Mike and I ruminated silently until the bus picked us up for the five-and-a-half-hour trip back to New York. The girl I met in Brooklyn, the one who lets me walk her home sometimes (her name is Emma), picked me up from the bus stop and we immediately got on a train going north, where there was a birthday party at some rich architect's mansion hideaway in the  forests of Westchester County. Someone said Paul Simon was going to be there.

When we arrived there were a bunch of sixty- and seventy-somethings dancing to "Shake Your Groove Thing" on the dance floor and an attractive couple was sitting next to each other by the pool. We went and talked to some people Emma knew and this weirdo hippie lady kept touching Emma's hair and telling her she looked "vibrant" and "refreshing."

We sneaked through the architect's giant house and looked into the oversize mirrors. We climbed three flights of stairs and felt around on the walls for the light switches that didn't work anyway. We got to the top and looked out the attic window, over the dark hills dotted with lights. By the time we got back down only a few funky old people were still busting moves on the dance floor. The old architect was dancing, his combover totally disheveled and his face plastered with a grin, and I thanked him for having us and he gave me a big drunken high five.

People started jumping into the swimming pool with their clothes on. Somebody made a joke I didn't understand about Woodstock. Emma and I wandered through the trees and found a patio far enough away from the house that the only sign of the party was the far-off boom of "It's Raining Men." "Is this going to be on your blog? On your NerdNerd?" Emma asked. "I don't think so," I said. "It's way too weird."
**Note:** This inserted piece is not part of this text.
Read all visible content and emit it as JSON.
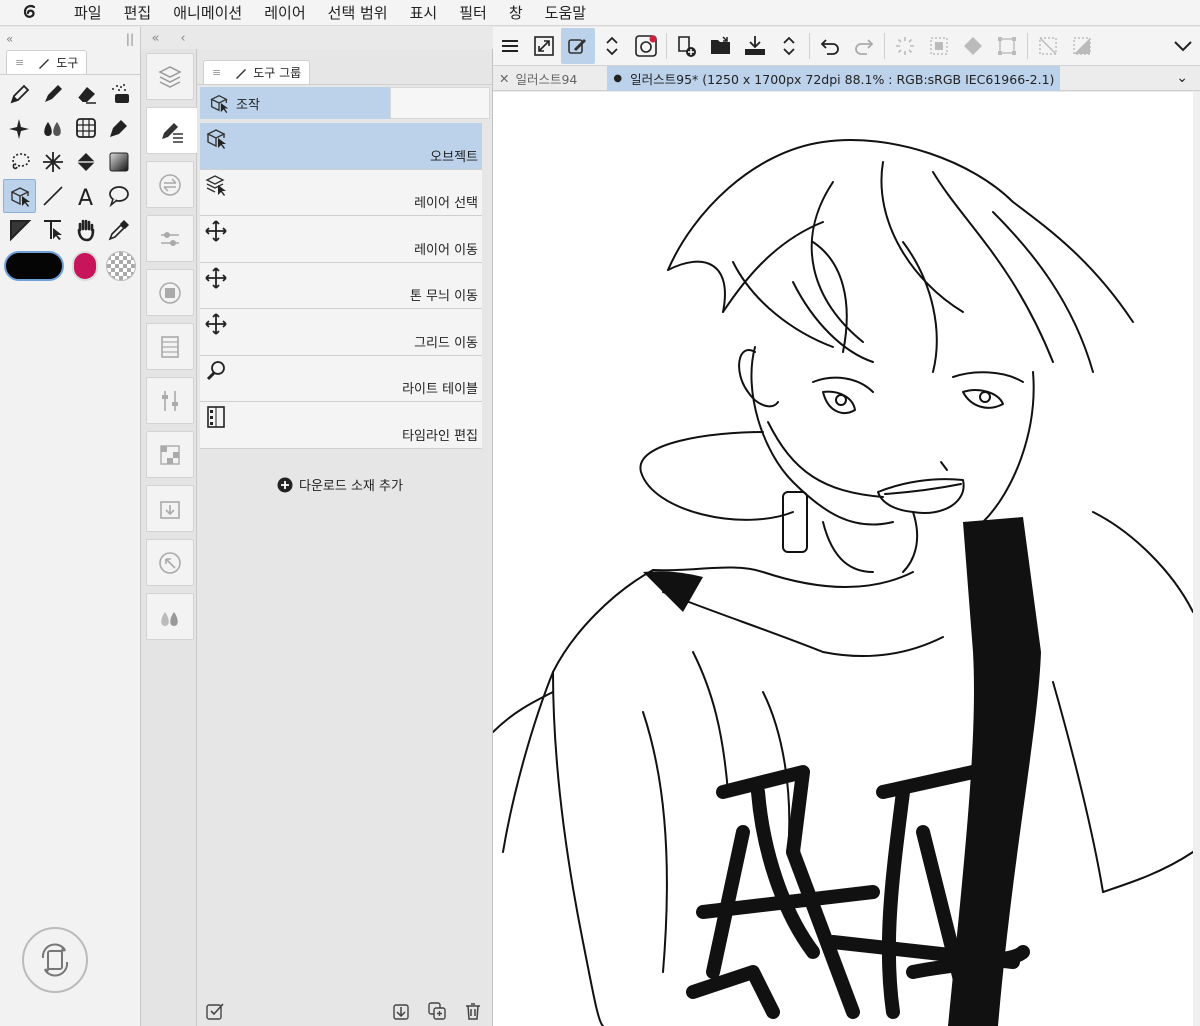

Unfortunately, Paul Simon never showed up.

After a couple hours, we got a ride back to Brooklyn from one of Emma's friends. My mind was swirling with row houses and disco dancing seventy-year-olds and I suddenly felt sick as we got into Manhattan. "I think maybe you should pull over," I said. The car stopped on the side of the road and I pushed the door open and threw up in the street.

It wasn't just the open bar that did it. I was overwhelmed by a day split in half by barren, ominous Baltimore and that silly, monied decadence out in the New York State wilderness, and that alone was enough to make me dizzy. When we got back to Brooklyn, I walked Emma back to her place (she was understanding about my sudden vomiting). Later on, I tried to sleep, but my mind was too wound up. All I could think was this is officially the weirdest summer ever.